I’ll call him Jan, although that’s not his real name. Jan is from Poland. He’d gone to work in Spain in the boom years, when unskilled jobs were plentiful. When the economy fell apart, he was stuck: no job, no money, no way to get home. No home to speak of anyway. No friends, no contacts, no papers, no keys, no hope. He was sleeping in a Barcelona backstreet. Nobody knows the full story. Large sections of the narrative are lost to memory.

When I met Jan he shook my had vigorously and said ‘Merry Christmas’ in Polish. Jan was now living with the Community of the Lamb (a Catholic congregation, associated with the Dominican order) at their friary in the south of France. He had been invited there by Brother Marco, who had encountered him while doing a service mission amongst the destitute in Spain. Marco literally rescued Jan from death on the streets. The two had become firm friends. The Community had become Jan’s new home. He helped out in the kitchens and the gardens, generally making himself useful, learning new skills, loving and being loved. He was sober for the first time in his adult life.

But there was a problem. The working language of the Community is French, and Jan didn’t speak it. There were a few Polish Brothers and Sisters who could translate, but he was utterly dependent upon them. That’s were my mother-in-law steps into the story. She’s a retired language teacher, with beautiful, flawless French, and a regular communicant at the Community of the Lamb. My mother-in-law agreed to give Jan French lessons.

Progress was made. The next time I saw Jan, several months later, he said, in French, “Hello, my name is Jan, and Marco is my friend”. The words were simple enough, but they represented something profound: Jan’s new life, new hope, new purpose.

This is the Resurrection and the Life: destitute rescued, brokenhearted bound-up, captives set free, prisoners released, chains broken, debts cancelled.

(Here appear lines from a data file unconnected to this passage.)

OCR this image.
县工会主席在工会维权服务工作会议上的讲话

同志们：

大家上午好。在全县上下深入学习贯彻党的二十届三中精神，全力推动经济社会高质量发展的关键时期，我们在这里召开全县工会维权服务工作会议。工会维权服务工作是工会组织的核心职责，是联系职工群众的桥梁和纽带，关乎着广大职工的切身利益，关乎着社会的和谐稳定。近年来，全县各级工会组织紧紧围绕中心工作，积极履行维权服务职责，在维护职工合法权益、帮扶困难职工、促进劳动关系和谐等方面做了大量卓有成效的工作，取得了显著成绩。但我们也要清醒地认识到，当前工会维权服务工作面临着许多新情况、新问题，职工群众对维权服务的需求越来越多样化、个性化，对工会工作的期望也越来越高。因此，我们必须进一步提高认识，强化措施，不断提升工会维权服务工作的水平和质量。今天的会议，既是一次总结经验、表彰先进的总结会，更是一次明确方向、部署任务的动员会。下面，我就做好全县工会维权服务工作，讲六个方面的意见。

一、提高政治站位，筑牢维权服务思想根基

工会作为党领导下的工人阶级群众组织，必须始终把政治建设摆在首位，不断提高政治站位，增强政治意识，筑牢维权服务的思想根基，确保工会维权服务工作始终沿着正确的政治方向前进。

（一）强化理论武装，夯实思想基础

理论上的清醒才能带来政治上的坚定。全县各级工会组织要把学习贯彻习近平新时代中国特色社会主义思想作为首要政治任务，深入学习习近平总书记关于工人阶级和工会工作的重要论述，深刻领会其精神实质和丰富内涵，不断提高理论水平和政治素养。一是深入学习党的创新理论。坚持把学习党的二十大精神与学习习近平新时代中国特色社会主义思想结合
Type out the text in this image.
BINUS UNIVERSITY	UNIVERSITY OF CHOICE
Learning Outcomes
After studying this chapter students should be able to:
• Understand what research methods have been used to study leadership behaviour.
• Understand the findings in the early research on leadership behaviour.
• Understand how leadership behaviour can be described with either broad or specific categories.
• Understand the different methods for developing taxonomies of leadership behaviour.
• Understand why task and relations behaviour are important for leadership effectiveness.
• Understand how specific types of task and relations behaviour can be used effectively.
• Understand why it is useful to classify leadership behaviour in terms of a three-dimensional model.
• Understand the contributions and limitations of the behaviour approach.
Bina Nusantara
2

Resurrection, as I understand it, is not a unique cosmic conjuring trick that happened in Palestine two thousand years ago. It’s a continuous, incremental process, unfolding before us even today, occurring wherever the light of the Spirit shines, and made manifest wherever love is shown, grace extended, peace made, and community established.

I know it is true because I’ve seen it with my own eyes. I’ve met Jan and Marco, and many others like them.

And the chances are, Jan will be the next Marco. Resurrection is contagious.